7

custom-ai-agent

A monorepo containing a NestJS backend and Next.js frontend for chatting with a local Llama 3.2 model via Ollama, with RAG (Retrieval-Augmented Generation) capabilities for context-aware responses.

Overview

Custom AI Agent is a full-stack application that enables users to chat with a local Llama 3.2 model via Ollama, eliminating the need for external API keys. The application features RAG (Retrieval-Augmented Generation) capabilities, allowing for context-aware responses by leveraging your own data.
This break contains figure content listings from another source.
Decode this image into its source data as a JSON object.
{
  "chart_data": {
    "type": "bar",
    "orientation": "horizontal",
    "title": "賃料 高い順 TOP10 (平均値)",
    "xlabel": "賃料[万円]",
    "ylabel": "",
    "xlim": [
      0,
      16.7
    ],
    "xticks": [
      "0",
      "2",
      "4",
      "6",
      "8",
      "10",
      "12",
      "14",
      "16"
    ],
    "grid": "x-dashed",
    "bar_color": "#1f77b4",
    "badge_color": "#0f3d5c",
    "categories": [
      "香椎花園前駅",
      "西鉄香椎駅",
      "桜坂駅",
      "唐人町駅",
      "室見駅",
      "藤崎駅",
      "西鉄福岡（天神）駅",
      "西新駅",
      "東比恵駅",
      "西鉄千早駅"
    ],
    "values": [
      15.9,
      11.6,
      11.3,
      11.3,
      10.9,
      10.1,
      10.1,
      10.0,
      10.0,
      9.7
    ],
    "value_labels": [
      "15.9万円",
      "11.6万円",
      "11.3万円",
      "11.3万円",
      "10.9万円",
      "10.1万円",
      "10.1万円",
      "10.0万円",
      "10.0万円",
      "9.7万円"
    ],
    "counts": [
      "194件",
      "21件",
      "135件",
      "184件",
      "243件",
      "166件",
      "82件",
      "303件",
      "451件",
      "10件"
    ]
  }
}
Built as a Turborepo monorepo, it combines a NestJS backend with a Next.js frontend, providing a seamless chat experience with local AI models.

Key Features

  • Local LLM: Chat with Llama 3.2 via Ollama without requiring external API keys
  • RAG Integration: Context-aware responses using your own data through retrieval-augmented generation
  • PostgreSQL: Document storage and management for knowledge base
  • Qdrant: Vector database for semantic search and similarity matching
  • Auto-sync: Hourly cron job automatically syncs documents to vector database
  • Docker Ready: One command to run everything with Docker Compose
  • Multiple Model Support: Easy configuration to use different Ollama models (llama3.2:1b, llama3.2:3b, mistral, codellama, phi3)
  • Embedding Support: Uses nomic-embed-text for generating document embeddings
  • Incremental Sync: Support for both full and incremental document synchronization

Architecture

The application follows a microservices-inspired architecture within a monorepo:

  • Next.js Frontend (port 3000): Modern React-based UI for chat interface
  • NestJS Backend (port 3001): RESTful API handling chat requests and RAG operations
  • Ollama (port 11434): Local LLM runtime for model inference and embeddings
  • PostgreSQL (port 5432): Relational database for document storage
  • Qdrant (port 6333): Vector database for semantic search

RAG Flow

  1. Ingestion: Documents in PostgreSQL → Chunked → Embedded → Stored in Qdrant
  2. Query: User question → Embedded → Qdrant similarity search → Top-k relevant chunks
  3. Generation: Relevant context + question → Ollama LLM → Response

Technologies Used

  • NestJS - Progressive Node.js framework for building scalable backend APIs
  • Next.js - React framework for building the frontend application
  • TypeScript - Type-safe JavaScript for better development experience
  • Turborepo - High-performance build system for JavaScript and TypeScript codebases
  • Ollama - Local LLM runtime for running models without external APIs
  • PostgreSQL - Relational database for document storage
  • Qdrant - Vector database for semantic search and similarity matching
  • Docker & Docker Compose - Containerization for easy deployment and development
  • pnpm - Fast, disk space efficient package manager

Getting Started

The easiest way to run the application is with Docker:

# For systems with NVIDIA GPU
docker compose up --build
 
# For CPU-only systems
docker compose -f docker-compose.cpu.yml up --build

The application will automatically:

  1. Start PostgreSQL database
  2. Start Qdrant vector database
  3. Start Ollama
  4. Pull the required LLM and embedding models
  5. Seed sample documents
  6. Start both backend and frontend

After startup, trigger a sync to index documents for RAG:

curl -X POST http://localhost:3001/rag/sync

API Endpoints

  • POST /chat - Send a message and receive a RAG-augmented response
  • GET /chat/health - Check Ollama and model health status
  • POST /rag/sync - Trigger full sync of documents to vector DB
  • POST /rag/sync/incremental - Trigger incremental sync
  • GET /rag/sync/status - Get sync status and statistics
  • POST /rag/search - Test RAG search (debug endpoint)

Benefits

  • Privacy: All data and models run locally, no external API calls
  • Cost-Effective: No per-request pricing, use your own hardware
  • Customizable: Easy to add your own documents and knowledge base
  • Fast Development: Docker setup gets you running in minutes
  • Scalable: Built with production-ready technologies and patterns
  • Flexible: Support for multiple models and easy configuration

Use Cases

This project is ideal for:

  • Building custom AI assistants with your own knowledge base
  • Creating context-aware chatbots for specific domains
  • Learning RAG implementation and vector database integration
  • Developing local AI applications without external dependencies
  • Building internal knowledge bases with AI-powered search

The application demonstrates modern AI application architecture, combining traditional databases with vector search to create intelligent, context-aware chat experiences.